Всё летит. Всё хлопает и хлюпает. Шелестят мокрые листья под ветром. И со всех сторон их осыпает каплями дождик.
В трубе гудит ветер.
Ляля слушает, как гудит ветер, как стучат о стекло тяжёлые капли, как бьются от ветра ставни.
— Тётя Сватья, — говорит Ляля, — мне скучно. Вы сказку умеете?
— Бывало, смолоду так умела, деточка, — отвечает тётя Сватья. — Только от старости всё в голове у меня перепуталось… Ну, садись, садись-ка на скамейку, ладненький. Может, чего и вспомню.

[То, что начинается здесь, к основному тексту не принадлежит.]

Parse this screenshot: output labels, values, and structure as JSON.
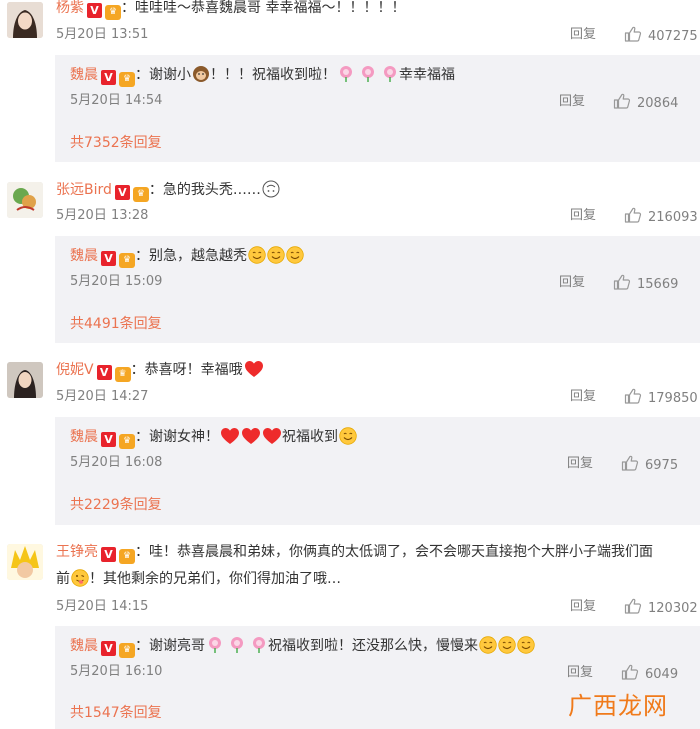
{
  "comments": [
    {
      "user": "杨紫",
      "colon": "：",
      "text": "哇哇哇～恭喜魏晨哥 幸幸福福～！！！！！",
      "time": "5月20日 13:51",
      "reply_label": "回复",
      "likes": "407275",
      "reply": {
        "user": "魏晨",
        "colon": "：",
        "text_a": "谢谢小",
        "text_b": "！！！祝福收到啦！",
        "text_c": "幸幸福福",
        "time": "5月20日 14:54",
        "reply_label": "回复",
        "likes": "20864"
      },
      "more": "共7352条回复"
    },
    {
      "user": "张远Bird",
      "colon": "：",
      "text": "急的我头秃……",
      "time": "5月20日 13:28",
      "reply_label": "回复",
      "likes": "216093",
      "reply": {
        "user": "魏晨",
        "colon": "：",
        "text_a": "别急，越急越秃",
        "time": "5月20日 15:09",
        "reply_label": "回复",
        "likes": "15669"
      },
      "more": "共4491条回复"
    },
    {
      "user": "倪妮V",
      "colon": "：",
      "text": "恭喜呀！幸福哦",
      "time": "5月20日 14:27",
      "reply_label": "回复",
      "likes": "179850",
      "reply": {
        "user": "魏晨",
        "colon": "：",
        "text_a": "谢谢女神！",
        "text_b": "祝福收到",
        "time": "5月20日 16:08",
        "reply_label": "回复",
        "likes": "6975"
      },
      "more": "共2229条回复"
    },
    {
      "user": "王铮亮",
      "colon": "：",
      "text_l1": "哇！恭喜晨晨和弟妹，你俩真的太低调了，会不会哪天直接抱个大胖小子端我们面",
      "text_l2a": "前",
      "text_l2b": "！其他剩余的兄弟们，你们得加油了哦…",
      "time": "5月20日 14:15",
      "reply_label": "回复",
      "likes": "120302",
      "reply": {
        "user": "魏晨",
        "colon": "：",
        "text_a": "谢谢亮哥",
        "text_b": "祝福收到啦！还没那么快，慢慢来",
        "time": "5月20日 16:10",
        "reply_label": "回复",
        "likes": "6049"
      },
      "more": "共1547条回复"
    }
  ],
  "badge_v": "V",
  "watermark": "广西龙网",
  "colors": {
    "username": "#eb7350",
    "meta": "#808080",
    "reply_bg": "#f2f2f5",
    "watermark": "#f07a1a"
  }
}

Ляля садится рядом с тётей Сватьей.
Обе смотрят в окошко.
— От дождь! — говорит Сватья. — Недаром мухи летают и летают. Ясно сказано: к дождику. Тут и радио не надо… А бывало допрежде, милок, когда ещё и не слыхивали про радио, так отец мой и дед наловят, бывало, камбалы-краснопёрки, просолят, чтоб тело было полусолёно, а косточка несолёна, продёрнут бечёвку сквозь носок и хвосток и повесят под потолком. Как к дождю, так носок немного набок накренится, в ту сторонку, откуда надувает ветер… Ясный день на дворе, а носок накренился — стало быть, к ветру с той стороны… А если к буре, так вовсе примется камбала трепетать, как листок какой. Конечно, может, теперь в такое не верят, есть радио… Появилась большая научность в рыбацком промысле. А раньше-то отец мой и дед по камбале погоду опознавали. Поймают камбалу-краснопёрку, просолят, чтоб тело было полусолёно, а косточка несолёна, обсушат в песочке на бережку…
— Так вы уж это рассказывали! — говорит Ляля.

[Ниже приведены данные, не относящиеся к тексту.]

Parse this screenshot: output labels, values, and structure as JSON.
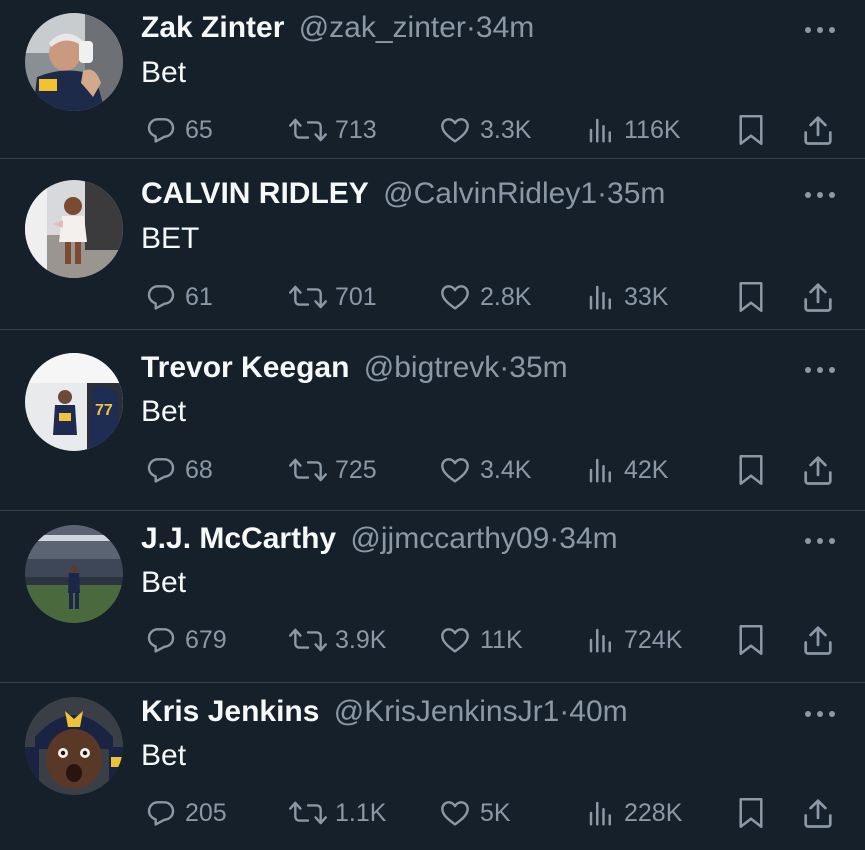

— Да-да, голубок, — отвечает тётя Сватья и внимательно смотрит на дождик. — Всё у меня, милок, от дождя в голове перепуталось…
Море, детка, оно — море, со своим умом, со своим норовом… Как встанет дыбом, как дотянет пальцы до самого неба, как схватится там за облако! Повытягает рыбёшку со дна. Крутит в своём столбе рыбёшку под самым облаком…

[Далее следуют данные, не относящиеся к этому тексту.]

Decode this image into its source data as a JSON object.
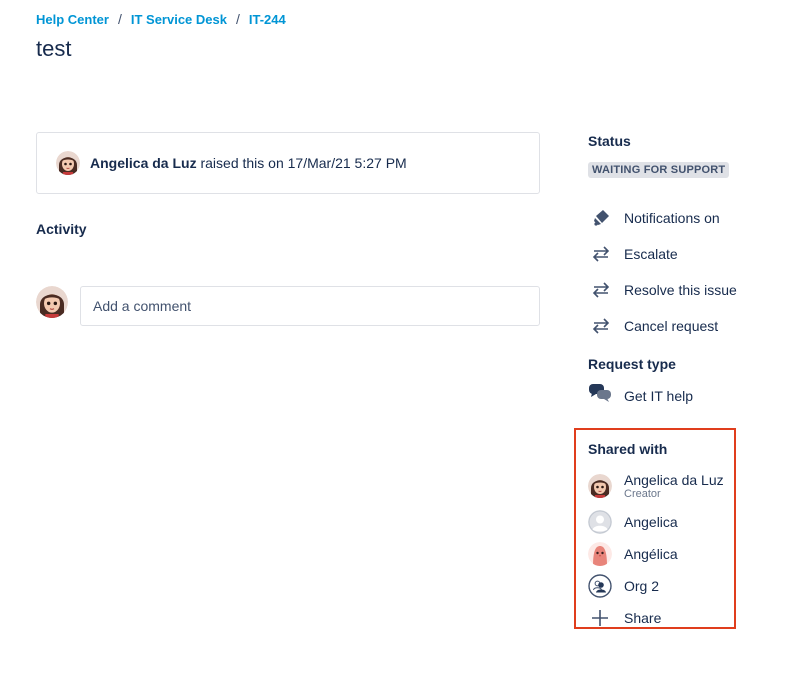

Не ходи, рыбак, в тот рукав, потому и лодку твою закрутит, как щепу, потянет под самое небо и шмякнет оземь на том берегу так, что сыны и косточек родительских не соберут.
Море, детка, оно — чудесное!
Вот было, значит, в году четырнадцатом великое наводнение… Вон, гляди в окошечко… погляди… подступает к самым камешкам и бьётся, будто хочет всю землю заглотать…
Ляля выглядывает в окно. Она не видит моря, а видит что-то серое, рваное, клубящееся, как дым.
— Сердится, — говорит она тихо.
Сватья кивает головой:
— Сердится, шибко сердится, деточка. Видно, жалко ему, что люди из сердца у него много рыбы повынимали… Гневается, что в весну, в путину, цельные составы с богатством нашим рыбным по всем дорогам пошли. Слышь, коток?
— Слышу, тётя Сватья. Ну, так что же было дальше?
— А то было, что в годе четырнадцатом стряслось великое наводнение… А хатка бабки твоей стояла на самом бережку.
Правда, хатка не этой чета. Этот дом белёный, с полами, с погребом. Можно сказать, ресторация, а не дом. А то хатка была, мазанка. И был на той хатке, значит, чердак.
Дедушка твой аккурат рыбалил, а бабка в доме была — при хозяйстве.
И вот видит бабка, что подступилось к окошку море и бьётся в окошко…
Подхватила она ребят — и ползком на чердак. Твой папа, младшенький, Кинстинтин, был ещё годовалый. Да, видно, осмыслил, что смерть в дверки маткиной хаты стучится. Заплакал, сердешный… А Иванушка и Катерина так и цепляются за материнский подол…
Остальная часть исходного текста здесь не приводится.